Knightner's patience key for integration

- The Herald

Barber "Bobby" Knightner Sr. wasn't the best known teacher or principal in Rock Hill schools during the integration of black and white students almost 40 years ago. But those who served alongside Knightner during those difficult days before and after integration recall that Knightner's patience played a crucial peacemaking role for students of all races.

Knightner, a Rock Hill native, died earlier this week at age 74.

After years as a teacher at segregated Edgewood Elementary School, then principal at segregated Hillcrest Elementary School in Lesslie, Knightner was picked by the school district to help ease tensions at Rock Hill's black high school, Emmett Scott High, before forced integration, said Knightner's wife of 52 years, Ernestine "Tina" Knightner. In those days, strong administrators were vital to handling schools filled with understandable anxiety over changes that were coming, Tina Knightner said.

"His reputation for being calm, able to handle situations, was already known," Tina Knightner said.

At Emmett Scott, Sam Foster was principal, and Knightner was assistant principal in the last school years of 1969 and 1970. Foster recalled Knightner's "calming demeanor" working with students who were emotional over the changes coming the next year. Knightner was already known in schools, in his church and in his neighborhood, for being a man who could be the needed tough guy or the needed kind guy, depending on the situation.
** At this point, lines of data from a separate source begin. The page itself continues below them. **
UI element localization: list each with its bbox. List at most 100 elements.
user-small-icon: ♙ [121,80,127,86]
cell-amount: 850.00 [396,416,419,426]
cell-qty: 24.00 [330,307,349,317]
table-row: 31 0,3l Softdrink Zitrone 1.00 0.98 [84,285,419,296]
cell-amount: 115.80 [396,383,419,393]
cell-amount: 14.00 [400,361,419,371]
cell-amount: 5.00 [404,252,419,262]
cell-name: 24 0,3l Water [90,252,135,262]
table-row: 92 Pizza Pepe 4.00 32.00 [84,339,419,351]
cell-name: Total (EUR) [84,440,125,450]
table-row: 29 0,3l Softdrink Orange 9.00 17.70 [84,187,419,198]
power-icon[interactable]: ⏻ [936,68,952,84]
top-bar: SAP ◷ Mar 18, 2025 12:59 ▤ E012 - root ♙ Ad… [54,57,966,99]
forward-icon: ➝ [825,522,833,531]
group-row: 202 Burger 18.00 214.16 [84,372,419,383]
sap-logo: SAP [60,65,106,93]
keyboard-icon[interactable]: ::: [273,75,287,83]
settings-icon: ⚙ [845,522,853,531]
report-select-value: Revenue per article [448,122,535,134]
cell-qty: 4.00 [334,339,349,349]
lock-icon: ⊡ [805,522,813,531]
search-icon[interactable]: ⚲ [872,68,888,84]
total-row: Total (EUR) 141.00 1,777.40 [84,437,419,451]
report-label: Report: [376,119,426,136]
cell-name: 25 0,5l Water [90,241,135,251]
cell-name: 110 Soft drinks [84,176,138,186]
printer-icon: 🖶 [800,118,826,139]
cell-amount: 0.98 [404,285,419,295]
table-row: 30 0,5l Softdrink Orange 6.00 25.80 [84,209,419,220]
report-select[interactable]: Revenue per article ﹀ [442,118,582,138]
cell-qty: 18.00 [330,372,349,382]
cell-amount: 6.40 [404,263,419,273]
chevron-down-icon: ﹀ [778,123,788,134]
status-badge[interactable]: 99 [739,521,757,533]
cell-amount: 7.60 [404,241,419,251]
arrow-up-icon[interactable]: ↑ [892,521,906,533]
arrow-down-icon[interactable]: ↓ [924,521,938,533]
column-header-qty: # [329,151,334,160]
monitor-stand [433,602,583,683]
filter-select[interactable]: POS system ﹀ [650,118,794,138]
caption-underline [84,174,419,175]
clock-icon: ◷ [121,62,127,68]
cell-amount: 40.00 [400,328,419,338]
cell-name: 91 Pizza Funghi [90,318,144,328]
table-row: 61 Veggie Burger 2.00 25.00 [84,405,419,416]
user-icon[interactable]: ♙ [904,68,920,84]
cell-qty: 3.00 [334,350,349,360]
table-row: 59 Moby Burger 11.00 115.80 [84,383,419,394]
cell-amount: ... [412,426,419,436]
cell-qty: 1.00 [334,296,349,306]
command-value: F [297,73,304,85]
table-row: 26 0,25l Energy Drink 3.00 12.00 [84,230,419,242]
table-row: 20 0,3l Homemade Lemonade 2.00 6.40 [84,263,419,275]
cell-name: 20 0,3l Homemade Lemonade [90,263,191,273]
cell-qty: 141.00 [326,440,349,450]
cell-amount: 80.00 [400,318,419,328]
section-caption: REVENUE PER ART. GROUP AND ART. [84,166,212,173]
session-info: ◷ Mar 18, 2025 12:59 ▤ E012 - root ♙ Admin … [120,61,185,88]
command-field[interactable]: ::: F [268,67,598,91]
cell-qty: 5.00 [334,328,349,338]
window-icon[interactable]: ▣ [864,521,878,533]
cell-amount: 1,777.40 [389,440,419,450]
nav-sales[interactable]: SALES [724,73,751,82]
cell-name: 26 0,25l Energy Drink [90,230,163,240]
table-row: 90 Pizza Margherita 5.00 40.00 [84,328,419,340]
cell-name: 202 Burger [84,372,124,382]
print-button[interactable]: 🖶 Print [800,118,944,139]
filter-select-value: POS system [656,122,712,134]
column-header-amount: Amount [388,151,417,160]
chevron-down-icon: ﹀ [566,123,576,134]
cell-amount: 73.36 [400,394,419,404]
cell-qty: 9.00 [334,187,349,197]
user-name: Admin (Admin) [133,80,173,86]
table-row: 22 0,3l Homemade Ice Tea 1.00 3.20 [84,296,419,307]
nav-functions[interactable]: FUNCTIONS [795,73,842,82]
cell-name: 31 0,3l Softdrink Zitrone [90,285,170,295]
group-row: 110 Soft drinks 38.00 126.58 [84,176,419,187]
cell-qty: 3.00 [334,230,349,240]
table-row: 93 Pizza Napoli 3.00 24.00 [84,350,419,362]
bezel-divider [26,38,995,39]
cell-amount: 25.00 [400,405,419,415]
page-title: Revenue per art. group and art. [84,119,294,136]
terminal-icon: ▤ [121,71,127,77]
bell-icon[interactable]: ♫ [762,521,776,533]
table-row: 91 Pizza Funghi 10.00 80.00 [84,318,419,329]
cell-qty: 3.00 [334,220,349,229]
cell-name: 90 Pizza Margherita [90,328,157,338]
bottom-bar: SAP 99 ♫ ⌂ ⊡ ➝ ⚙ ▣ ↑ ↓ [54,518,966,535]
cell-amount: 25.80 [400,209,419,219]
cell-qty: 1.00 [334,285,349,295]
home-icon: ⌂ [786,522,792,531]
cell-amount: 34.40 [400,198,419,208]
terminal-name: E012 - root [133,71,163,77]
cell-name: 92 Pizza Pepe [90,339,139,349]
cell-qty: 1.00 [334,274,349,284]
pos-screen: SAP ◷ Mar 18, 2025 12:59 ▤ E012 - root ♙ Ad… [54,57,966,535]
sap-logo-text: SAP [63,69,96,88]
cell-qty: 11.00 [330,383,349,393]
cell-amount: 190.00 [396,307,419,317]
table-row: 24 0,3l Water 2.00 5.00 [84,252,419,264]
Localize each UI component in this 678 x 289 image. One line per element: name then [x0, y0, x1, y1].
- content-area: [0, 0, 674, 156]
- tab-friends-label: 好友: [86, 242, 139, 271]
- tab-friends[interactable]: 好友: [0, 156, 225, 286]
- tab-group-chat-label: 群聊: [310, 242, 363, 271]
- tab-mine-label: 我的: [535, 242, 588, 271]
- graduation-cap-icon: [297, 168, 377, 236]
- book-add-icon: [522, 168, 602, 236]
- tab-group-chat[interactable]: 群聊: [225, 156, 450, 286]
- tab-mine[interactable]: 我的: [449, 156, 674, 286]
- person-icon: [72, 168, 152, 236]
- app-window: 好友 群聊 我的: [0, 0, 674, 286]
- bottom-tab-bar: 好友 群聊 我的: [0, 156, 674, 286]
A father figure with a pat on the back or a stern lecture.

"Those were difficult years, and Barber was instrumental in working with youngsters to help students get through productively," Foster said.

After Emmett Scott closed, Rock Hill High was integrated, and brand-new integrated Northwestern High School opened. Knightner was assigned to Rock Hill High as assistant principal, and he dealt with everything from bus routes to discipline. The Rev. Walter White, former pastor at Flint Hill Baptist Church, where Knightner was a longtime deacon and Sunday school teacher, said Knightner's patient demeanor was vital in keeping tensions down at Rock Hill High during those difficult first days, weeks and months.

"He was a helper during integration, trying times though they were," White said. "People sometimes forget that many black students didn't want to leave their school and go to a different school; Barber was very important in helping those students fit in."

Knightner himself dealt with the remnants of segregated schools but would not get ruffled, said his wife, a school librarian who went from all-black Castle Heights Junior High before integration to integrated Northwestern High after integration. Some students and staff bridled at the idea of a black top administrator, Tina Knightner said.

"But he was a patient man who always considered what was best for students -- all students -- before he worried about what was best for himself," she said.

Through the next 20 years, until retiring in 1990, Knightner stayed at Rock Hill High, where he handled discipline for the increasingly large high school. Knightner's calmness, again, was something considered invaluable by his peers.

The funeral for Knightner is at 1 p.m. today at Flint Hill Baptist Church, where White the pastor will talk again about Knightner's patience.

"Barber Knightner was a role model for me," said Niles Chumley, a peer assistant principal at Rock Hill High, who later became the school's principal in the 1990s. "I never saw him raise his voice. I never saw him lose his cool. On the discipline hall, I never saw him upset."

What Chumley means is that Barber Knightner Sr. showed his peers and so many students how to be patient and learn together.